Wiggins had solid weights throughout the event, including some big fish. Among those was an 8-0 he caught in the Knockout Round on a crankbait.
“I fished a couple of different crankbaits depending on how deep it was, either a Jackall Bling 55 for the shallow stuff and a Rapala DT-10 for the deeper sections,” Wiggins said and added that they were both shad patterns. “My shaky head was a 5/16-ounce head and a Jackall Flick Shake 6.8 in green pumpkin candy.”
Jordan Lee fished thick, matted vegetation on Lake Kissimmee to get to the Knockout Round. As the weather warmed, he switched gears to throwing isolated lily pads, bouncing around with several other anglers at the lake’s northern end.
“It was still warming up from the cold front we had in practice, and I was catching them in the thick stuff with a Berkley Powerbait Crash Craw in the GOAT (black and blue) color,” he said. “I was fishing it with a 1.5-ounce weight and a 4/O Fusion19 straight shank flipping hook.”
He tried to continue making the punching pattern work but saw things changing with the weather.

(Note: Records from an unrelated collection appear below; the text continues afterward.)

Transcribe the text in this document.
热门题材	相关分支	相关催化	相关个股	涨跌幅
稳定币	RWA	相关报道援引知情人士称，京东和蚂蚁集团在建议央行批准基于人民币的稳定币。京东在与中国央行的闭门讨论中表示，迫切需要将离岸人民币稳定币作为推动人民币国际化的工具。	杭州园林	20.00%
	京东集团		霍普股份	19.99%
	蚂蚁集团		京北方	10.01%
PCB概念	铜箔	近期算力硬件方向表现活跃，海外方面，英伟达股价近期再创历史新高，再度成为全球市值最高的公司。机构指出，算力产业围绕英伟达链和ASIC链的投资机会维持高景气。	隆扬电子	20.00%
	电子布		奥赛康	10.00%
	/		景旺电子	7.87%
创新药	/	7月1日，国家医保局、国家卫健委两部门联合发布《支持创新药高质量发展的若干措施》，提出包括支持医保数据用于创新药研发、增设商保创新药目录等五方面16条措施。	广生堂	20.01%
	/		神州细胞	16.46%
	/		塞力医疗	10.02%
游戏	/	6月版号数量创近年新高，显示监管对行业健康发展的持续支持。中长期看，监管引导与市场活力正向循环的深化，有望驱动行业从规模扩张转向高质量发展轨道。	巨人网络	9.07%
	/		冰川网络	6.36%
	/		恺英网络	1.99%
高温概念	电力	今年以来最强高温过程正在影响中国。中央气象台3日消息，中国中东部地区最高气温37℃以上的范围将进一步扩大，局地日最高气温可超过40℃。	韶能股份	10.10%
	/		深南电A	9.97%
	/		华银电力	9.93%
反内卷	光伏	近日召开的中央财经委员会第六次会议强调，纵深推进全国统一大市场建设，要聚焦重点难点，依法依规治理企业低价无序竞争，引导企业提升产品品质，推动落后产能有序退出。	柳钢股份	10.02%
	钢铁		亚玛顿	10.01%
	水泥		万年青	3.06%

“As it got warmer, I saw that going away and started pitching around a 5- and 6-inch Berkley PowerBait The General in black blue flake with a 4/O offset worm hook and a 3/16-ounce weight,” Lee said. “One thing that helped me get more bites was switching from braid to 20-pound Trilene 100% fluorocarbon. I think it falls differently and comes through the pads better; I’ve seen it happen many times where that makes a big difference in Florida.”
During the Knockout Round, Mark Rose was able to capitalize on clearing water in Cypress to catch a 20-5 bag. Unfortunately for him, the water did the reverse on the final day and hurt his fishing and he only mustered two for 3-5.
“The wind switched on me and my area was blown out,” he said. “In that offshore grass, the wind is like pouring coffee into a glass; it stirs everything up and takes a while to settle and clear back up.”
While he could only catch two on the final day, he stuck with the baits that worked for him all week – a Strike King Thunder Cricket, Red Eye Shad, and a jerkbait.
His Red Eye Shad was a ½-ounce model in gold black back and the Thunder Cricket was a ½-ounce size in the golden shiner color. Rose added a pearl flash Strike King Blade Minnow or Tennessee shad Strike King Rage Swimmer 3.75 as the trailer for his vibrating jig.